There is some evidence that exam results are worse when students are acutely exposed to air pollution. Studies investigating the association between air pollution and academic attainment have been constrained by small sample sizes.
Cross sectional educational attainment data (2009–2015) from students aged 15–16 years in Cardiff, Wales were linked to primary health care data, modelled air pollution and measured pollen data, and analysed using multilevel linear regression models. Annual cohort, school and individual level confounders were adjusted for in single and multi-pollutant/pollen models. We stratified by treatment of asthma and/or Seasonal Allergic Rhinitis (SAR).

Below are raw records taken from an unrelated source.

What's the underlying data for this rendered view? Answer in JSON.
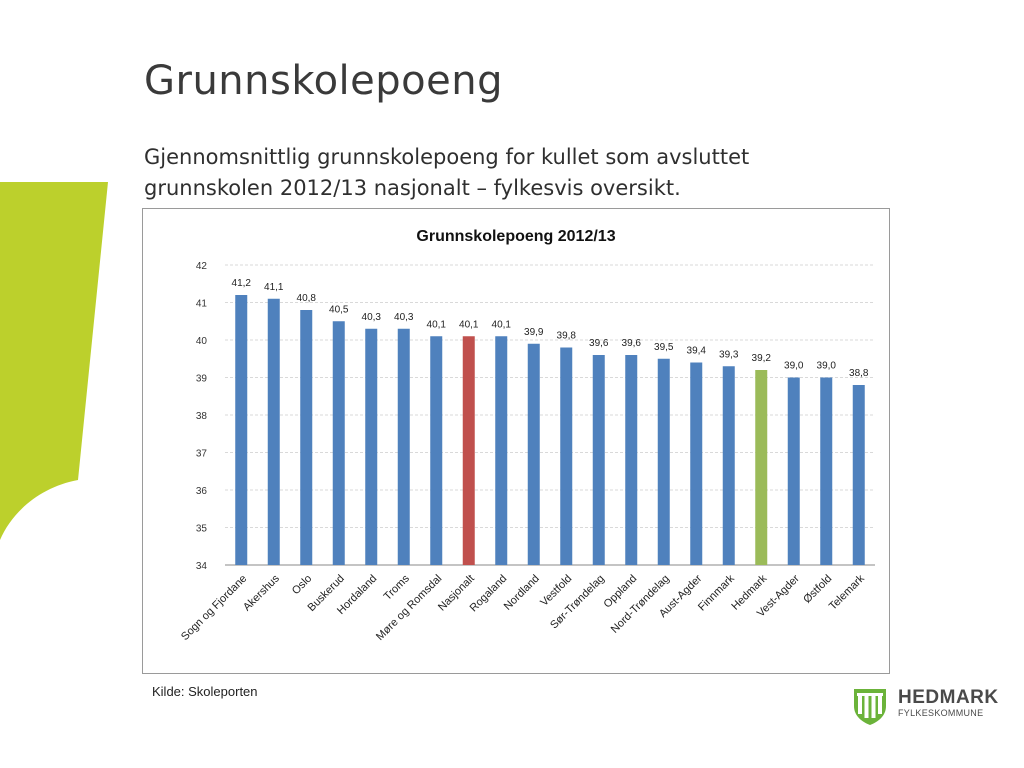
{
  "slide": {
    "title": "Grunnskolepoeng",
    "subtitle_line1": "Gjennomsnittlig grunnskolepoeng for kullet som avsluttet",
    "subtitle_line2": "grunnskolen 2012/13 nasjonalt – fylkesvis oversikt.",
    "source": "Kilde: Skoleporten",
    "accent_color": "#bcd02c"
  },
  "logo": {
    "name": "HEDMARK",
    "subtitle": "FYLKESKOMMUNE",
    "icon": "hedmark-coat-of-arms-icon",
    "color": "#6bb33a"
  },
  "chart_data": {
    "type": "bar",
    "title": "Grunnskolepoeng 2012/13",
    "categories": [
      "Sogn og Fjordane",
      "Akershus",
      "Oslo",
      "Buskerud",
      "Hordaland",
      "Troms",
      "Møre og Romsdal",
      "Nasjonalt",
      "Rogaland",
      "Nordland",
      "Vestfold",
      "Sør-Trøndelag",
      "Oppland",
      "Nord-Trøndelag",
      "Aust-Agder",
      "Finnmark",
      "Hedmark",
      "Vest-Agder",
      "Østfold",
      "Telemark"
    ],
    "values": [
      41.2,
      41.1,
      40.8,
      40.5,
      40.3,
      40.3,
      40.1,
      40.1,
      40.1,
      39.9,
      39.8,
      39.6,
      39.6,
      39.5,
      39.4,
      39.3,
      39.2,
      39.0,
      39.0,
      38.8
    ],
    "data_labels": [
      "41,2",
      "41,1",
      "40,8",
      "40,5",
      "40,3",
      "40,3",
      "40,1",
      "40,1",
      "40,1",
      "39,9",
      "39,8",
      "39,6",
      "39,6",
      "39,5",
      "39,4",
      "39,3",
      "39,2",
      "39,0",
      "39,0",
      "38,8"
    ],
    "yticks": [
      34,
      35,
      36,
      37,
      38,
      39,
      40,
      41,
      42
    ],
    "ylim": [
      34,
      42
    ],
    "grid": true,
    "colors": {
      "default": "#4f81bd",
      "Nasjonalt": "#c0504d",
      "Hedmark": "#9bbb59"
    }
  }
}
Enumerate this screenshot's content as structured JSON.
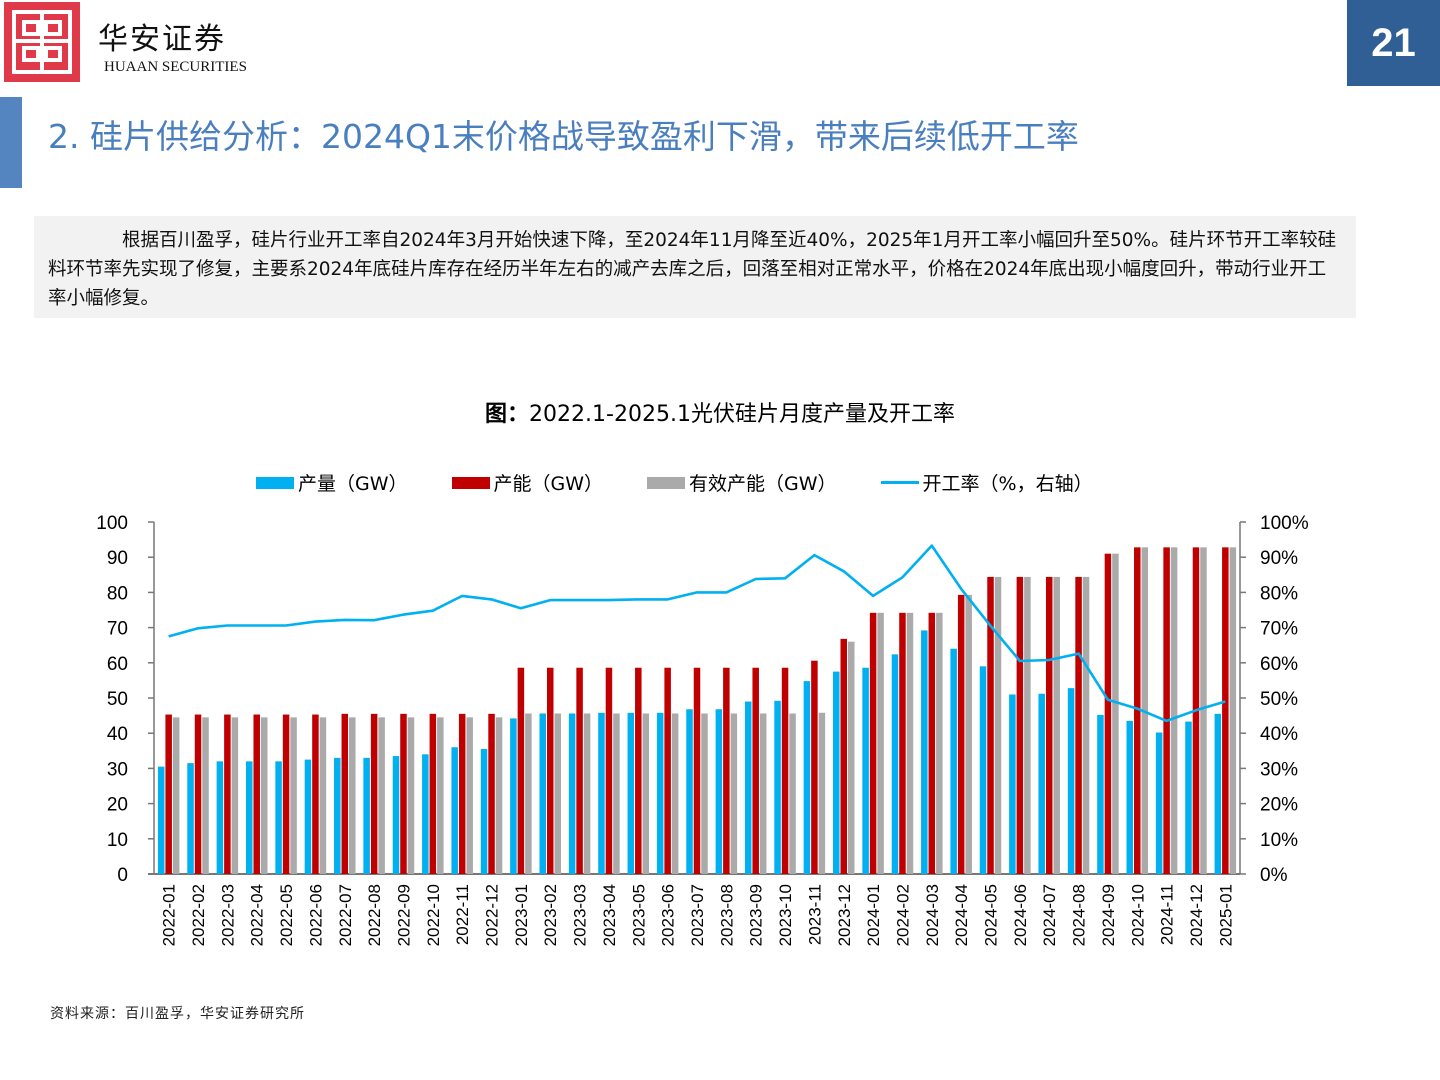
{
  "header": {
    "logo_cn": "华安证券",
    "logo_en": "HUAAN SECURITIES",
    "page_number": "21"
  },
  "title": "2. 硅片供给分析：2024Q1末价格战导致盈利下滑，带来后续低开工率",
  "summary": "根据百川盈孚，硅片行业开工率自2024年3月开始快速下降，至2024年11月降至近40%，2025年1月开工率小幅回升至50%。硅片环节开工率较硅料环节率先实现了修复，主要系2024年底硅片库存在经历半年左右的减产去库之后，回落至相对正常水平，价格在2024年底出现小幅度回升，带动行业开工率小幅修复。",
  "chart_title_prefix": "图：",
  "chart_title_main": "2022.1-2025.1光伏硅片月度产量及开工率",
  "source": "资料来源：百川盈孚，华安证券研究所",
  "colors": {
    "output": "#00b0f0",
    "capacity": "#c00000",
    "effective": "#aaaaaa",
    "rate": "#00b0f0",
    "title": "#4a7fbf",
    "page_badge": "#2f5f95"
  },
  "chart_data": {
    "type": "bar+line",
    "title": "2022.1-2025.1光伏硅片月度产量及开工率",
    "legend_position": "top",
    "categories": [
      "2022-01",
      "2022-02",
      "2022-03",
      "2022-04",
      "2022-05",
      "2022-06",
      "2022-07",
      "2022-08",
      "2022-09",
      "2022-10",
      "2022-11",
      "2022-12",
      "2023-01",
      "2023-02",
      "2023-03",
      "2023-04",
      "2023-05",
      "2023-06",
      "2023-07",
      "2023-08",
      "2023-09",
      "2023-10",
      "2023-11",
      "2023-12",
      "2024-01",
      "2024-02",
      "2024-03",
      "2024-04",
      "2024-05",
      "2024-06",
      "2024-07",
      "2024-08",
      "2024-09",
      "2024-10",
      "2024-11",
      "2024-12",
      "2025-01"
    ],
    "series": [
      {
        "name": "产量（GW）",
        "type": "bar",
        "axis": "left",
        "values": [
          30.5,
          31.5,
          32,
          32,
          32,
          32.5,
          33,
          33,
          33.5,
          34,
          36,
          35.5,
          44.2,
          45.6,
          45.6,
          45.8,
          45.8,
          45.8,
          46.8,
          46.8,
          49,
          49.2,
          54.8,
          57.5,
          58.6,
          62.4,
          69.2,
          64,
          59,
          51,
          51.2,
          52.8,
          45.2,
          43.5,
          40.2,
          43.3,
          45.5
        ]
      },
      {
        "name": "产能（GW）",
        "type": "bar",
        "axis": "left",
        "values": [
          45.3,
          45.3,
          45.3,
          45.3,
          45.3,
          45.3,
          45.5,
          45.5,
          45.5,
          45.5,
          45.5,
          45.5,
          58.6,
          58.6,
          58.6,
          58.6,
          58.6,
          58.6,
          58.6,
          58.6,
          58.6,
          58.6,
          60.6,
          66.8,
          74.2,
          74.2,
          74.2,
          79.3,
          84.4,
          84.4,
          84.4,
          84.4,
          91,
          92.8,
          92.8,
          92.8,
          92.8
        ]
      },
      {
        "name": "有效产能（GW）",
        "type": "bar",
        "axis": "left",
        "values": [
          44.5,
          44.5,
          44.5,
          44.5,
          44.5,
          44.5,
          44.5,
          44.5,
          44.5,
          44.5,
          44.5,
          44.5,
          45.6,
          45.6,
          45.6,
          45.6,
          45.6,
          45.6,
          45.6,
          45.6,
          45.6,
          45.6,
          45.8,
          66,
          74.2,
          74.2,
          74.2,
          79.3,
          84.4,
          84.4,
          84.4,
          84.4,
          91,
          92.8,
          92.8,
          92.8,
          92.8
        ]
      },
      {
        "name": "开工率（%，右轴）",
        "type": "line",
        "axis": "right",
        "values": [
          67.5,
          69.8,
          70.6,
          70.6,
          70.6,
          71.7,
          72.2,
          72.1,
          73.7,
          74.8,
          79,
          78,
          75.5,
          77.8,
          77.8,
          77.8,
          78,
          78,
          80,
          80,
          83.8,
          84,
          90.6,
          86,
          79,
          84.3,
          93.3,
          81,
          70.5,
          60.5,
          60.8,
          62.6,
          49.5,
          47,
          43.5,
          46.5,
          49
        ]
      }
    ],
    "y_left": {
      "min": 0,
      "max": 100,
      "ticks": [
        "0",
        "10",
        "20",
        "30",
        "40",
        "50",
        "60",
        "70",
        "80",
        "90",
        "100"
      ]
    },
    "y_right": {
      "min": 0,
      "max": 100,
      "ticks": [
        "0%",
        "10%",
        "20%",
        "30%",
        "40%",
        "50%",
        "60%",
        "70%",
        "80%",
        "90%",
        "100%"
      ]
    },
    "grid": false
  }
}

A unit (10μg/m3) increase of short-term exposure to NO2 was associated with 0.044 (95% CI: −0.079, −0.008) reduction of standardised Capped Point Score (CPS) after adjusting for individual and household risk factors for 18,241 students. This association remained statistically significant after controlling for other pollutants and pollen. There was no association of PM2.5, O3, or Pollen with standardised CPS remaining after adjustment. We found no evidence that treatment for asthma or SAR modified the observed NO2 effect on educational attainment.
Our study showed that short-term exposure to traffic-related air pollution, specifically NO2, was associated with detrimental educational attainment for students aged 15–16. Longitudinal investigations in different settings are required to confirm this possible impact and further work may uncover the long-term economic implications, and degree to which impacts are cumulative and permanent.